When the African-American festival of Kwanzaa was first envisioned, it coincided with Hannukah, Christmas, and the Winter Solstice, which all honor light coming out of darkness.
This colorful, spicy stew is a sure-fire way to bring a little warmth and light to your family’s table. It includes peanuts, called groundnuts in Africa, as well as winter squash and black-eyed peas, which are often eaten around the New Year for good luck.

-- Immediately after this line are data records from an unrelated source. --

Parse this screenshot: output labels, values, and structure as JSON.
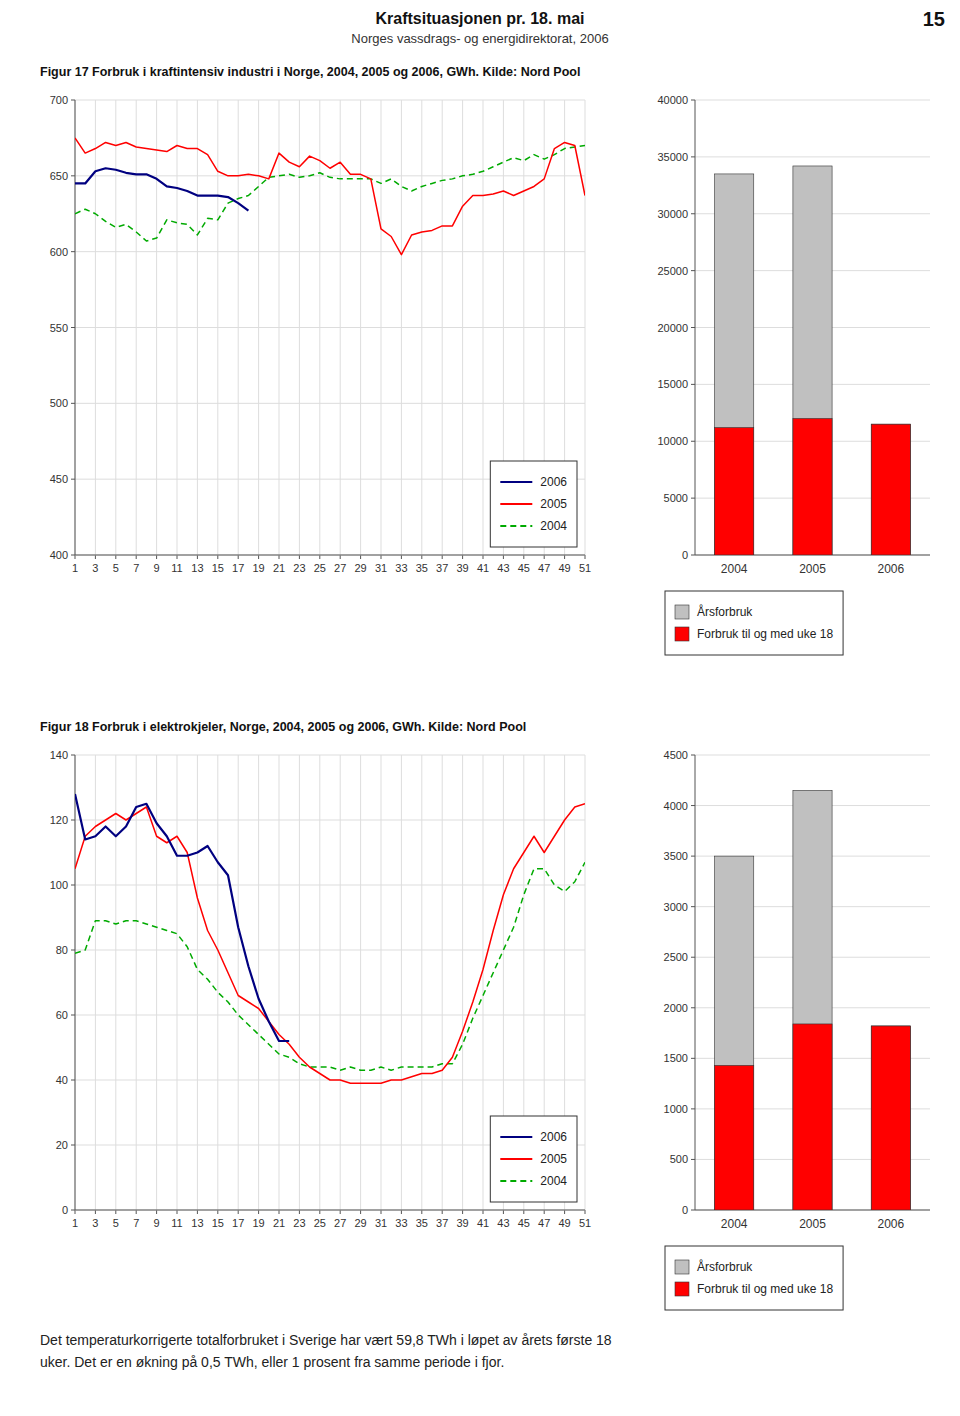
{
  "page_title": "Kraftsituasjonen pr. 18. mai",
  "page_subtitle": "Norges vassdrags- og energidirektorat, 2006",
  "page_number": "15",
  "footer_text": "Det temperaturkorrigerte totalforbruket i Sverige har vært 59,8 TWh i løpet av årets første 18\nuker. Det er en økning på 0,5 TWh, eller 1 prosent fra samme periode i fjor.",
  "chart_data": [
    {
      "type": "line",
      "title": "Figur 17 Forbruk i kraftintensiv industri i Norge, 2004, 2005 og 2006, GWh. Kilde: Nord Pool",
      "x": [
        1,
        2,
        3,
        4,
        5,
        6,
        7,
        8,
        9,
        10,
        11,
        12,
        13,
        14,
        15,
        16,
        17,
        18,
        19,
        20,
        21,
        22,
        23,
        24,
        25,
        26,
        27,
        28,
        29,
        30,
        31,
        32,
        33,
        34,
        35,
        36,
        37,
        38,
        39,
        40,
        41,
        42,
        43,
        44,
        45,
        46,
        47,
        48,
        49,
        50,
        51
      ],
      "xlim": [
        1,
        51
      ],
      "xticks": [
        1,
        3,
        5,
        7,
        9,
        11,
        13,
        15,
        17,
        19,
        21,
        23,
        25,
        27,
        29,
        31,
        33,
        35,
        37,
        39,
        41,
        43,
        45,
        47,
        49,
        51
      ],
      "ylim": [
        400,
        700
      ],
      "yticks": [
        400,
        450,
        500,
        550,
        600,
        650,
        700
      ],
      "grid": true,
      "legend": "lower right",
      "series": [
        {
          "name": "2006",
          "color": "#000080",
          "line_style": "solid",
          "values": [
            645,
            645,
            653,
            655,
            654,
            652,
            651,
            651,
            648,
            643,
            642,
            640,
            637,
            637,
            637,
            636,
            632,
            627,
            null,
            null,
            null,
            null,
            null,
            null,
            null,
            null,
            null,
            null,
            null,
            null,
            null,
            null,
            null,
            null,
            null,
            null,
            null,
            null,
            null,
            null,
            null,
            null,
            null,
            null,
            null,
            null,
            null,
            null,
            null,
            null,
            null
          ]
        },
        {
          "name": "2005",
          "color": "#FF0000",
          "line_style": "solid",
          "values": [
            675,
            665,
            668,
            672,
            670,
            672,
            669,
            668,
            667,
            666,
            670,
            668,
            668,
            664,
            653,
            650,
            650,
            651,
            650,
            648,
            665,
            659,
            656,
            663,
            660,
            655,
            659,
            651,
            651,
            648,
            615,
            610,
            598,
            611,
            613,
            614,
            617,
            617,
            630,
            637,
            637,
            638,
            640,
            637,
            640,
            643,
            648,
            668,
            672,
            670,
            637
          ]
        },
        {
          "name": "2004",
          "color": "#00AA00",
          "line_style": "dashed",
          "values": [
            625,
            628,
            625,
            620,
            616,
            618,
            613,
            607,
            609,
            621,
            619,
            618,
            611,
            622,
            621,
            632,
            635,
            637,
            643,
            649,
            650,
            651,
            649,
            650,
            652,
            649,
            648,
            648,
            648,
            648,
            645,
            648,
            643,
            640,
            643,
            645,
            647,
            648,
            650,
            651,
            653,
            656,
            659,
            662,
            660,
            664,
            661,
            664,
            668,
            669,
            670
          ]
        }
      ]
    },
    {
      "type": "bar",
      "categories": [
        "2004",
        "2005",
        "2006"
      ],
      "ylim": [
        0,
        40000
      ],
      "yticks": [
        0,
        5000,
        10000,
        15000,
        20000,
        25000,
        30000,
        35000,
        40000
      ],
      "grid": "y",
      "legend": "bottom",
      "series": [
        {
          "name": "Årsforbruk",
          "color": "#C0C0C0",
          "values": [
            33500,
            34200,
            11500
          ]
        },
        {
          "name": "Forbruk til og med uke 18",
          "color": "#FF0000",
          "values": [
            11200,
            12000,
            11500
          ]
        }
      ]
    },
    {
      "type": "line",
      "title": "Figur 18 Forbruk i elektrokjeler, Norge, 2004, 2005 og 2006, GWh. Kilde: Nord Pool",
      "x": [
        1,
        2,
        3,
        4,
        5,
        6,
        7,
        8,
        9,
        10,
        11,
        12,
        13,
        14,
        15,
        16,
        17,
        18,
        19,
        20,
        21,
        22,
        23,
        24,
        25,
        26,
        27,
        28,
        29,
        30,
        31,
        32,
        33,
        34,
        35,
        36,
        37,
        38,
        39,
        40,
        41,
        42,
        43,
        44,
        45,
        46,
        47,
        48,
        49,
        50,
        51
      ],
      "xlim": [
        1,
        51
      ],
      "xticks": [
        1,
        3,
        5,
        7,
        9,
        11,
        13,
        15,
        17,
        19,
        21,
        23,
        25,
        27,
        29,
        31,
        33,
        35,
        37,
        39,
        41,
        43,
        45,
        47,
        49,
        51
      ],
      "ylim": [
        0,
        140
      ],
      "yticks": [
        0,
        20,
        40,
        60,
        80,
        100,
        120,
        140
      ],
      "grid": true,
      "legend": "lower right",
      "series": [
        {
          "name": "2006",
          "color": "#000080",
          "line_style": "solid",
          "values": [
            128,
            114,
            115,
            118,
            115,
            118,
            124,
            125,
            119,
            115,
            109,
            109,
            110,
            112,
            107,
            103,
            87,
            75,
            65,
            58,
            52,
            52,
            null,
            null,
            null,
            null,
            null,
            null,
            null,
            null,
            null,
            null,
            null,
            null,
            null,
            null,
            null,
            null,
            null,
            null,
            null,
            null,
            null,
            null,
            null,
            null,
            null,
            null,
            null,
            null,
            null
          ]
        },
        {
          "name": "2005",
          "color": "#FF0000",
          "line_style": "solid",
          "values": [
            105,
            115,
            118,
            120,
            122,
            120,
            122,
            124,
            115,
            113,
            115,
            110,
            96,
            86,
            80,
            73,
            66,
            64,
            62,
            58,
            54,
            51,
            47,
            44,
            42,
            40,
            40,
            39,
            39,
            39,
            39,
            40,
            40,
            41,
            42,
            42,
            43,
            47,
            55,
            64,
            74,
            86,
            97,
            105,
            110,
            115,
            110,
            115,
            120,
            124,
            125
          ]
        },
        {
          "name": "2004",
          "color": "#00AA00",
          "line_style": "dashed",
          "values": [
            79,
            80,
            89,
            89,
            88,
            89,
            89,
            88,
            87,
            86,
            85,
            81,
            74,
            71,
            67,
            64,
            60,
            57,
            54,
            51,
            48,
            47,
            45,
            44,
            44,
            44,
            43,
            44,
            43,
            43,
            44,
            43,
            44,
            44,
            44,
            44,
            45,
            45,
            51,
            59,
            66,
            73,
            80,
            87,
            97,
            105,
            105,
            100,
            98,
            101,
            107
          ]
        }
      ]
    },
    {
      "type": "bar",
      "categories": [
        "2004",
        "2005",
        "2006"
      ],
      "ylim": [
        0,
        4500
      ],
      "yticks": [
        0,
        500,
        1000,
        1500,
        2000,
        2500,
        3000,
        3500,
        4000,
        4500
      ],
      "grid": "y",
      "legend": "bottom",
      "series": [
        {
          "name": "Årsforbruk",
          "color": "#C0C0C0",
          "values": [
            3500,
            4150,
            1820
          ]
        },
        {
          "name": "Forbruk til og med uke 18",
          "color": "#FF0000",
          "values": [
            1430,
            1840,
            1820
          ]
        }
      ]
    }
  ]
}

Served with rice as a natural accompaniment, African Groundnut Stew is a delicious and meaningful way to celebrate the rich heritage of African people.
1 tablespoon olive oil
1 medium-size yellow onion, diced
2 garlic cloves, minced
1 or 2 hot or minced chiles, to your taste, seeded and chopped
1 ½ teaspoons peeled and grated fresh ginger
½ tablespoon light brown sugar
¾ teaspoon ground cinnamon
¼ teaspoon ground cumin
1 ½ pounds winter squash, such as butternut or Buttercup, seeded, peeled, and cut into bite-size cubes (about 3 ½ cups)
1 ½ cups water
¼ cup creamy natural peanut butter
Salt and freshly-ground black pepper
1 ½ cups cooled black-eyed peas or one 15-ounce can (see Note), drained and rinsed
½ cup chopped unsalted roasted peanuts
1. Heat the oil in a large saucepan over medium heat. Add the onion, cover, and cook, stirring a few times, until softened, about 5 minutes. Stir in the garlic, chiles, ginger, brown sugar, cinnamon, and cumin and cook for 1 minute. Add the squash and stir to coat with the spices. Add 1 ¼ cup of the water and salt and pepper to taste. Bring to a boil, then reduce the heat to low.

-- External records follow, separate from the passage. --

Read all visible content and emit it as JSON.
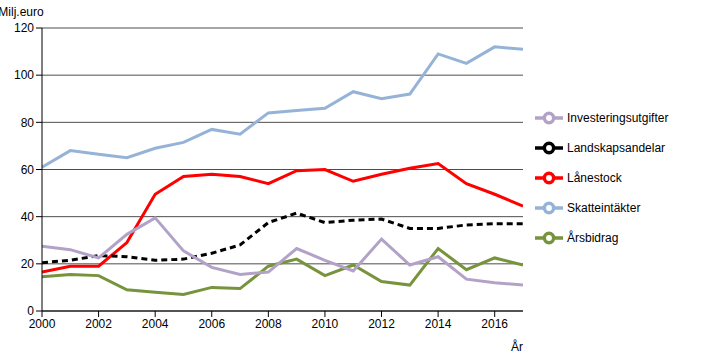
{
  "chart_data": {
    "type": "line",
    "y_label": "Milj.euro",
    "x_label": "År",
    "x": [
      2000,
      2001,
      2002,
      2003,
      2004,
      2005,
      2006,
      2007,
      2008,
      2009,
      2010,
      2011,
      2012,
      2013,
      2014,
      2015,
      2016,
      2017
    ],
    "xlim": [
      2000,
      2017
    ],
    "xticks": [
      2000,
      2002,
      2004,
      2006,
      2008,
      2010,
      2012,
      2014,
      2016
    ],
    "ylim": [
      0,
      120
    ],
    "yticks": [
      0,
      20,
      40,
      60,
      80,
      100,
      120
    ],
    "grid": true,
    "legend": "right",
    "series": [
      {
        "name": "Skatteintäkter",
        "color": "#95b3d7",
        "line_style": "solid",
        "values": [
          61,
          68,
          66.5,
          65,
          69,
          71.5,
          77,
          75,
          84,
          85,
          86,
          93,
          90,
          92,
          109,
          105,
          112,
          111
        ]
      },
      {
        "name": "Lånestock",
        "color": "#ff0000",
        "line_style": "solid",
        "values": [
          16.5,
          19,
          19,
          29,
          49.5,
          57,
          58,
          57,
          54,
          59.5,
          60,
          55,
          58,
          60.5,
          62.5,
          54,
          49.5,
          44.5
        ]
      },
      {
        "name": "Landskapsandelar",
        "color": "#000000",
        "line_style": "dashed",
        "values": [
          20.5,
          21.5,
          23.5,
          23,
          21.5,
          22,
          24.5,
          28,
          37.5,
          41.5,
          37.5,
          38.5,
          39,
          35,
          35,
          36.5,
          37,
          37
        ]
      },
      {
        "name": "Årsbidrag",
        "color": "#77933c",
        "line_style": "solid",
        "values": [
          14.5,
          15.5,
          15,
          9,
          8,
          7,
          10,
          9.5,
          19,
          22,
          15,
          19.5,
          12.5,
          11,
          26.5,
          17.5,
          22.5,
          19.5
        ]
      },
      {
        "name": "Investeringsutgifter",
        "color": "#b3a2c7",
        "line_style": "solid",
        "values": [
          27.5,
          26,
          22.5,
          32.5,
          39.5,
          25.5,
          18.5,
          15.5,
          16.5,
          26.5,
          21.5,
          17,
          30.5,
          19.5,
          23,
          13.5,
          12,
          11
        ]
      }
    ]
  }
}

2. Put the peanut butter in a small bowl and slowly add the remaining ¼ cup water, stirring until smooth.
3 Stir the peanut butter mixture into the stew, cover, and simmer until the vegetables are tender, about 30 minutes. Allow 10 minutes before the end of the cooking time, add the black-eyed peas and peanuts and simmer until heated through. Before serving, taste to adjust the seasonings.